Goodie bags are a mainstay of conventions, and organizers always bring extras, fearing that running out would be a convention catastrophe. But when it’s over, the swag (Stuff We All Get) isn’t of much value anymore. Or so it seemed.

Watching teachers leave the Mandalay Bay Convention Center on Thursday laden with bags and boxes of goodies, half of which would have ended up in the Apex landfill, was proof that, yes, someone else’s trash can be a teacher’s treasure.

Teachers from seven schools were invited to pick through a ton of trash — whoops, I meant treasure — at Mandalay Bay. It wasn’t exactly Dumpster diving, but teachers poured over stuff, looking to see what might be helpful in their classrooms.

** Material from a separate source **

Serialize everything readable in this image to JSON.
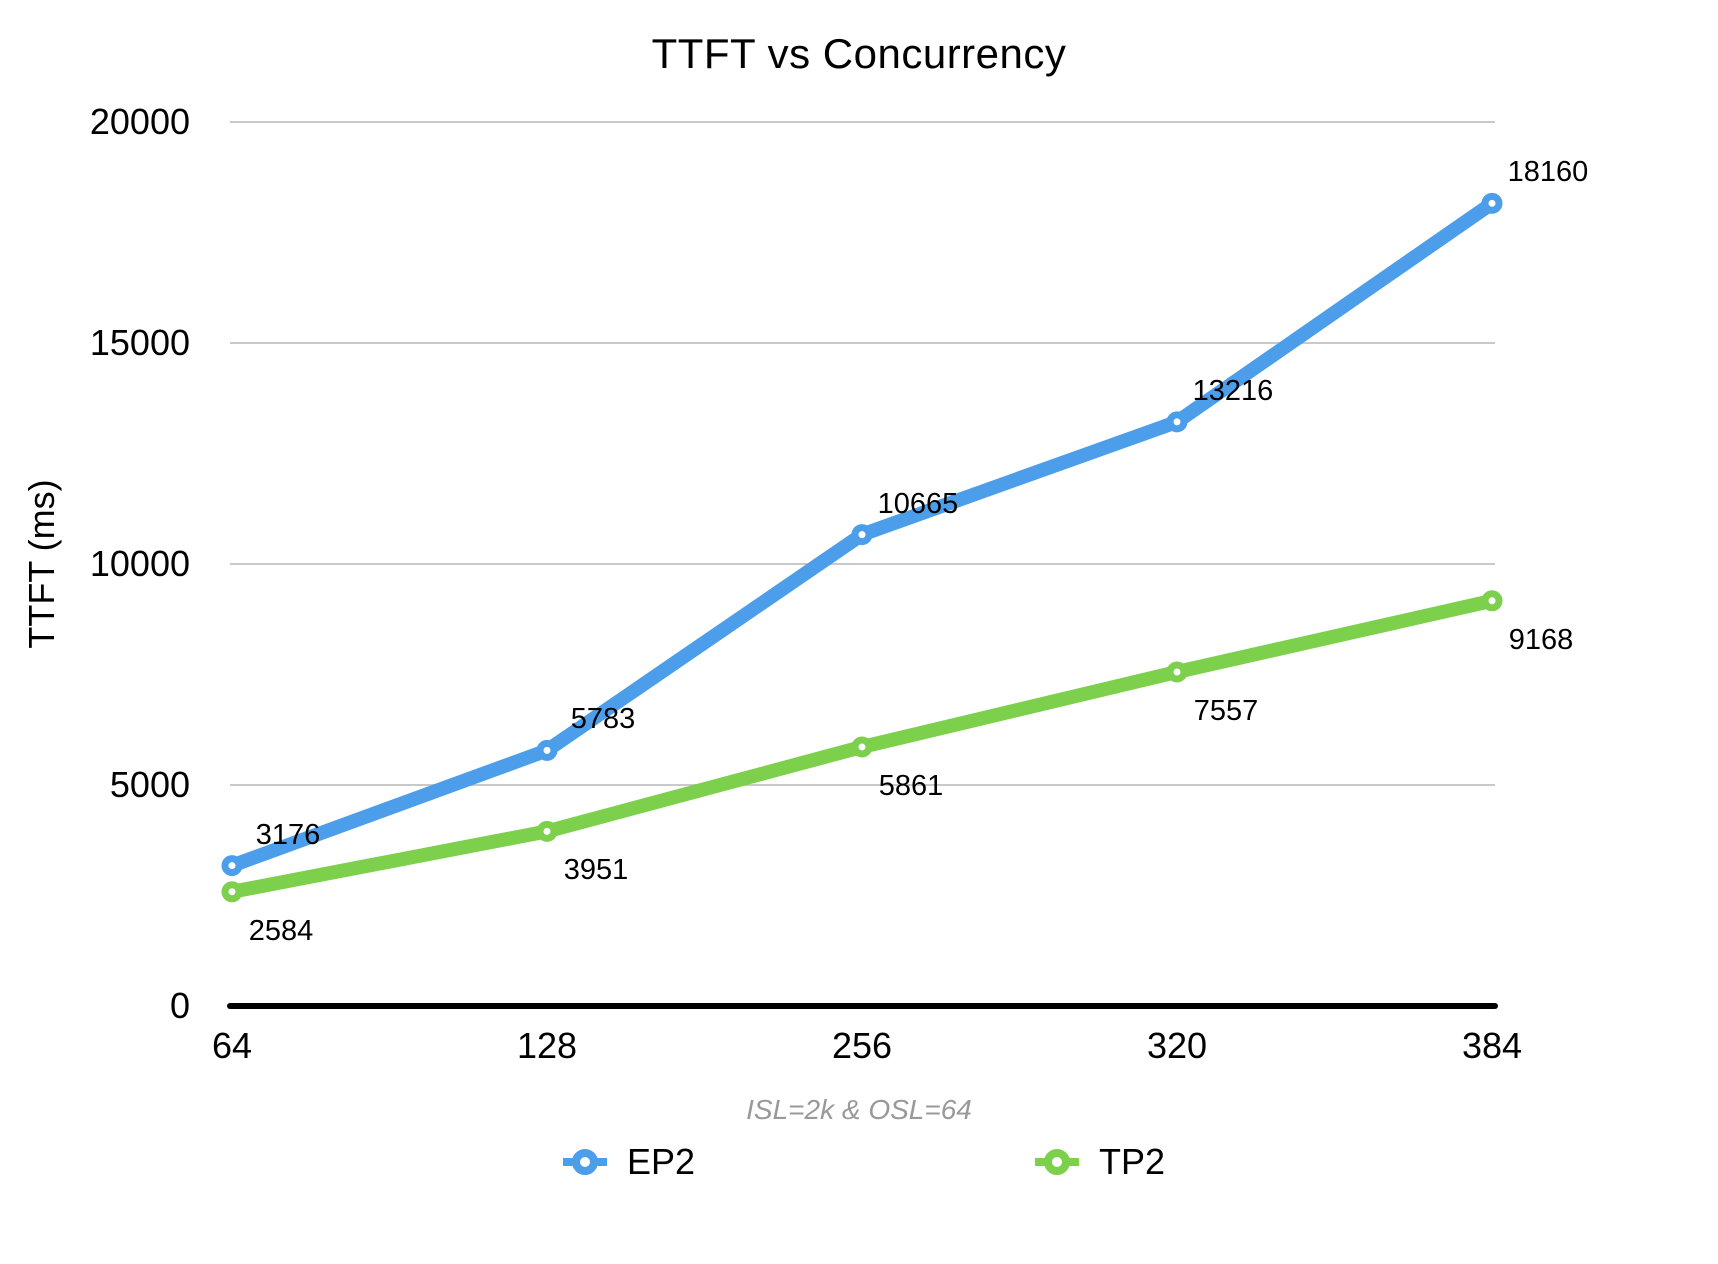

“Anything in here, I could find some kind of use for,” said Jessica Lonchas from Kelly Elementary School, one of the smart ones who came with a collapsible box on wheels, which she packed to overflowing capacity. Sanitizing wipes, tote bags, pencils, crayons, pencil holders, folders, paper towels, glue, notebooks and key chains. “It’s worth $300 at least,” the human calculator said about her haul.

Nearby, another teacher was packing her prize Wiggles tote bags into a large bag.

Melody Peterson, Yvonne Percell and Lyndsay Kalas, all first grade teachers from Culley Elementary, wore big smiles of satisfaction. “It’s better than the mall, everything is free,” Percell said.

They all agreed they spend an average of $1,500 of their own money for school supplies each year.

So the offer from Mandalay Bay, working with the Teacher Exchange, to come and take whatever they want from a room packed with stuff, was an offer 370 teachers from seven schools couldn’t refuse.

About half of the stuff would have been tossed as unwanted swag by conventions unwilling to pay the cost to send it back.

The other half was specifically donated by hotel employees at all MGM Mirage properties and donated to the Teacher Exchange program. The employees provided some of the most practical and valued items, such as hand sanitizers and wipes for a school year in which swine flu is a real concern.

Early birds arriving at 3 p.m. snagged the choice items, such as two greeting cards from the now closed Reading Room, which once had been on sale for $50 each. Latecomers before the 6 p.m. shutdown were allowed to take more. But even early birds were leaving laden with five and six bags.

Mandalay Bay Human Resource Vice President Michelle DiTondo, whose husband is a school principal, said this was the first year the hotel actively asked conventions to donate materials. “I think they feel better about donating it than tossing it,” she said.

Home Depot decided it was cheaper to buy two color printers for its convention and donate them than to ship them back and forth. So one lucky school now has two more color printers.

Teachers are an imaginative lot because they seem able to take nearly anything and make it useful. Sunshields for vehicles turn into excellent butterflies. The identification tags conventioneers wear around their necks are perfect for hall passes, keeping track of children on a field trip, even human Scrabble games (each kid is a letter).

“If every property did this, think how much we’d do for our kids,” said Vicki Herman, director of educational resources for the Public Education Foundation.

Since 2002, the foundation’s Teacher Exchange has accepted donations of reusable, recycled and gently used materials and equipment and provided them free to Clark County teachers. (If you have materials you’d like to donate, call 939-6659 for hours and suitability.) “Book shelves are like gold,” Herman said. Pentium 4 computers and flat panel monitors are helpful. No televisions, please.

Mandalay Bay isn’t the only resort to help out schools with partnerships. But this idea of asking conventions to donate their swag instead of tossing it was such a common sense idea that the only question nobody could answer was: Why didn’t someone think of this before?

Someone had a practical idea and now it’s reality, something even the most rabid critic of the environmental movement would have trouble bashing.

Just wish we had more common sense green ideas that work.